Im Jahr 2009 – also vor Ablauf der Befristung – kündigte der Vermieter das Mietverhältnis unter Berufung auf den Umstand, dass die Änderung der Beheizungsregelung nicht in schriftlicher Form vereinbart worden sei. Der Mieter beauftragte einen Rechtsanwalt mit der Abwehr der Kündigung. Hierfür sind Kosten in Höhe von 2.118,44 EUR entstanden. Das Gericht hatte zu entscheiden, ob das Mietverhältnis durch die Kündigung des Vermieters beendet worden ist und ob der Mieter die Anwaltskosten ersetzt verlangen kann.
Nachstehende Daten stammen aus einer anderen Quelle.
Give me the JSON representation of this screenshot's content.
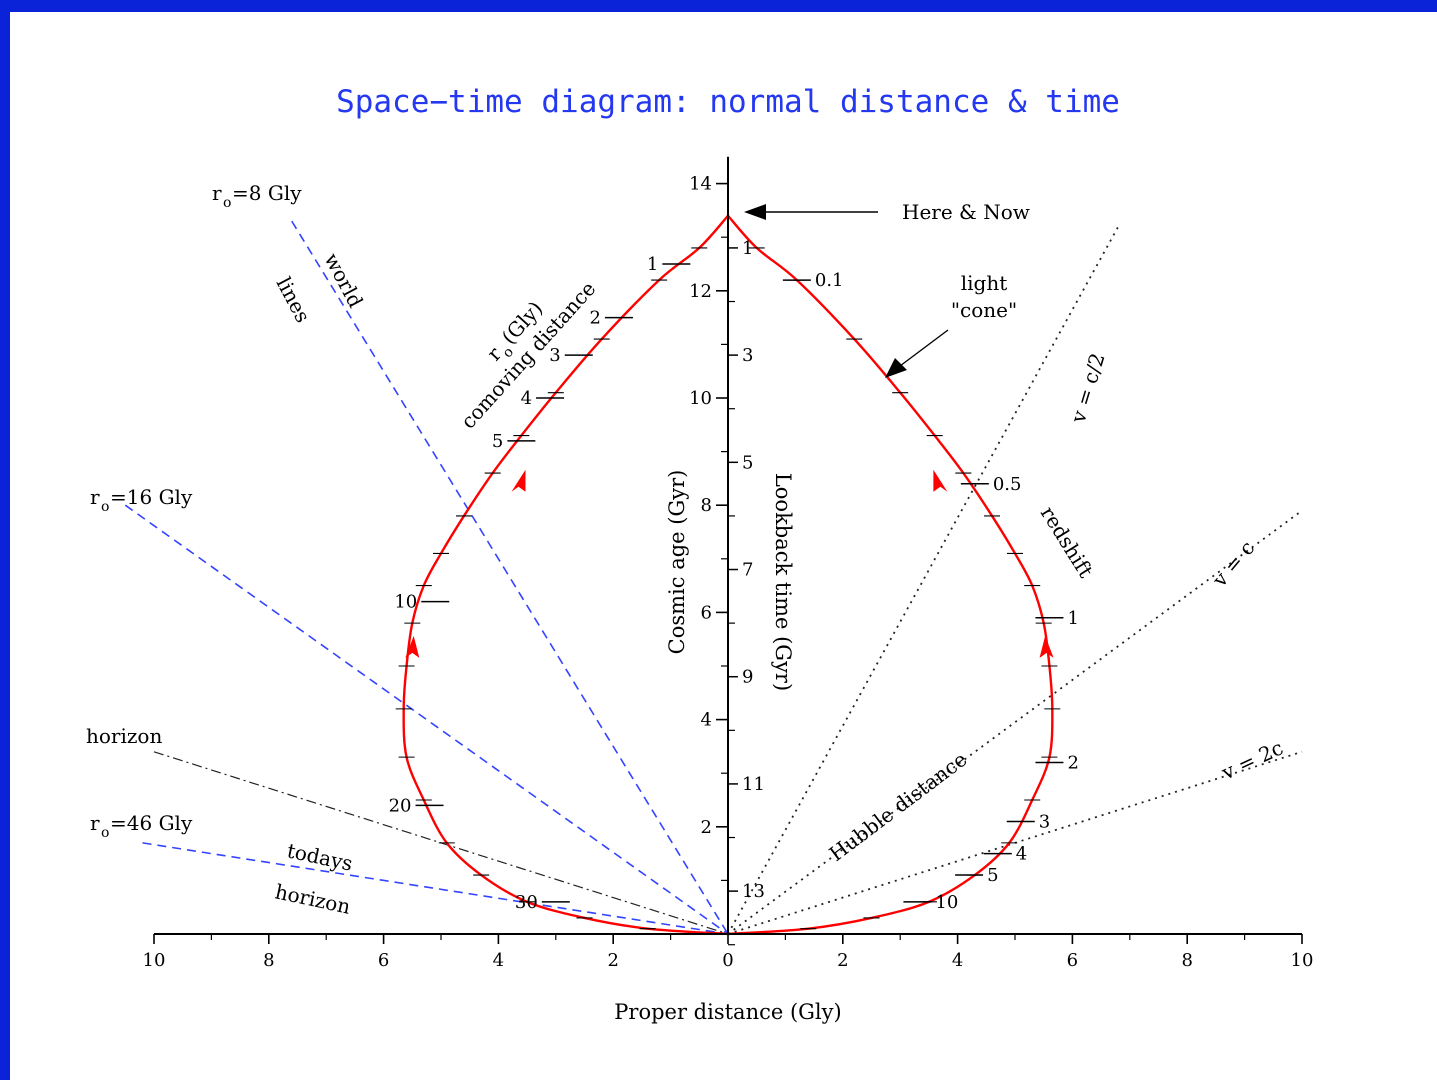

1 Kündigung wegen Nichtbeachten der Schriftform
Wird ein Mietvertrag für längere Zeit als 1 Jahr nicht in schriftlicher Form geschlossen, gilt er auf unbestimmte Zeit. Ein solcher Vertrag kann gem. § 550 BGB nach Ablauf des ersten Mietjahrs von jeder Partei gekündigt werden. Gleiches gilt grundsätzlich auch dann, wenn ein formbedürftiger Vertrag abgeändert und hierbei die Schriftform nicht beachtet wird.
Anerkannt ist jedoch, dass die Aufhebung eines Vertrags formfrei erfolgen kann. Nach Ansicht des Gerichts ist auch die Aufhebung einzelner Vertragspflichten (hier: der Beheizungspflicht) formfrei möglich.
Abgesehen davon, verstoße die Kündigung gegen Treu und Glauben. Treuwidrig handle, wer eine später getroffene Abrede, die ihm lediglich vorteilhaft ist, zum Anlass einer Kündigung nimmt. So sei es im vorliegenden Fall, weil die Änderung der Beheizungsvereinbarung auf den ausdrücklichen Wunsch des Vermieters vereinbart worden sei.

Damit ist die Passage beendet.